As is usually the case, the sticking point is the unwillingness to have a roll for any one character affect the reality outside the character. The result of an attack roll has to represent the relative skill applied to the character's swing. Rolling an 3 on a longbow attack is the character firing wide, not an errant gust of wind at a bad time or the target raising his shield to catch the arrow. Gusts of wind should be a conditional affect rolled by the DM, and blocking with the shield is purely a function of the roll compared to the Armor Class. (It's OK to narrate a miss by 1 or 2 as hitting a shield, because that's the difference in AC that the shield gives.)
I agree with both these posts (except I'm more confident that Manbearcat in the accuracy of his interpretive hypothesis). And the endless threads and poles also have a further, related cause - namely, an apparent blind spot to the possiblity that anyone might play differently, and hence a move without further argument or analysis to the conclusion that these mechanics are inherently flawed and make no sense and wreck the game.
It strikes me, at least, as a very blinkered conception of what mechanics in an RPG might be for.
More and more, I think the biggest difference between the camps of roleplayers is the willingness to embrace or not embrace different narrative stances in play.
Stances and related techniques. It's been a while since I've quoted this particular
passage from Ron Edwards, so it's time to trot it out again!
Step On Up is actually quite similar, in social and interactive terms, to Story Now. Gamist and Narrativist play often share the following things:
*Common use of player Author Stance (Pawn or non-Pawn) to set up the arena for conflict.

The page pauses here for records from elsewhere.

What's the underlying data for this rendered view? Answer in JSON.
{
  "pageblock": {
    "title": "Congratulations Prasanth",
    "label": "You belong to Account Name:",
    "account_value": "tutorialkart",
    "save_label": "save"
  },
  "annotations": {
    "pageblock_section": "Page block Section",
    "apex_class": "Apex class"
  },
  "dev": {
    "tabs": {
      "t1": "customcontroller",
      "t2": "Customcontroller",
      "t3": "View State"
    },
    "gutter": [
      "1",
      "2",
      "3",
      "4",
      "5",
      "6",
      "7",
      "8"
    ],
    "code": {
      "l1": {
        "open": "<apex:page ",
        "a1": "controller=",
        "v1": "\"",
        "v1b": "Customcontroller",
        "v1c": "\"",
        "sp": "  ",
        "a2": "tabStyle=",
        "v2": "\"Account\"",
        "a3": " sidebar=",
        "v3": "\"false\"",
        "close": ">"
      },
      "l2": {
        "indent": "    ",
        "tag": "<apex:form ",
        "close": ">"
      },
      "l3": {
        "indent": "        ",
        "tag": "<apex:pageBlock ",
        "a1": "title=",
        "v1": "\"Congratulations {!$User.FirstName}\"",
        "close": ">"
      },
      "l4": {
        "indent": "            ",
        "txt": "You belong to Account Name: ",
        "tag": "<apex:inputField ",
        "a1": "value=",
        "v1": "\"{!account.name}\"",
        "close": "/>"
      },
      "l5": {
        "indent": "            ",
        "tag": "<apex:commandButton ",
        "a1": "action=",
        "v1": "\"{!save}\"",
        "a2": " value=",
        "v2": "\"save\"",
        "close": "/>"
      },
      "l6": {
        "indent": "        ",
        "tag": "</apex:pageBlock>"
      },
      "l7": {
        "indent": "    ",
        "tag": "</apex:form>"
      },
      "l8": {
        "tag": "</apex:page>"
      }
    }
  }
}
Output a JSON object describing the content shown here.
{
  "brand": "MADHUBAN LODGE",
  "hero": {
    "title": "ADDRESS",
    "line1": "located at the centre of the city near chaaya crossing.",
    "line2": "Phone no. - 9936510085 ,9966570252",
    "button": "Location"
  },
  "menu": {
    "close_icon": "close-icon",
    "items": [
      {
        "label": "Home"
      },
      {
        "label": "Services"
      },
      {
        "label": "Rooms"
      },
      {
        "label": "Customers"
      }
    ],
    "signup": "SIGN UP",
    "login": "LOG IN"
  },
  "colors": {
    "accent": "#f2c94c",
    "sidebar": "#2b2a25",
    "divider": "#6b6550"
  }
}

This isn't an issue of whether Author (or any) Stance is employed at all, but rather when and for what.
*Fortune-in-the-middle during resolution, to whatever degree - the point is that Exploration as such can be deferred, rather than established at every point during play in a linear fashion.
*More generally, Exploration overall is negotiated in a casual fashion through ongoing dialogue, using system for input (which may be constraining), rather than explicitly delivered by system per se.
And we can see all the same objections: objections to author stance; objections to FitM and associated deferral of exploration; objections to casual negotiation of exploration using system as constraint but not determinative ("It's not consistent!). As always, the thing that most puzzle me is how and
D&D player can treat D&D's particular systems - with their lack of active defence, and their hit point ablation - as
anything but fortune in the middle.
In googling up my quote I also found this
other passage which seems apposite too:
I submit that playing in the Narrativist mode is just as intuitive and instantly understood by most people as Gamist play. . .
Author Stance may be considered the default for Narrativist play only in the sense that it needs to be in there somewhere. Narrativist play doesn't have to be exclusively in this Stance, nor does it even have to be employed more often than the others. The only requirement is that it be present in a significant way. Narrativist play is very much like Gamist play in this regard, and for the same reason: the player of a given character takes social and aesthetic responsibility for what that character does.
I think this is borne out by [MENTION=6688937]Ratskinner[/MENTION]'s reports about the ease of teaching MHRP and FATE to newbies. And I don't think there is any reason to think that new players would find "damage on a miss" confusing. They're choosing to play a particular sort of character - what I've called the "relentless dreadnought" - and the mechanics reflect that. And if that's not the character you want to play, take responsibility and pick a different ability!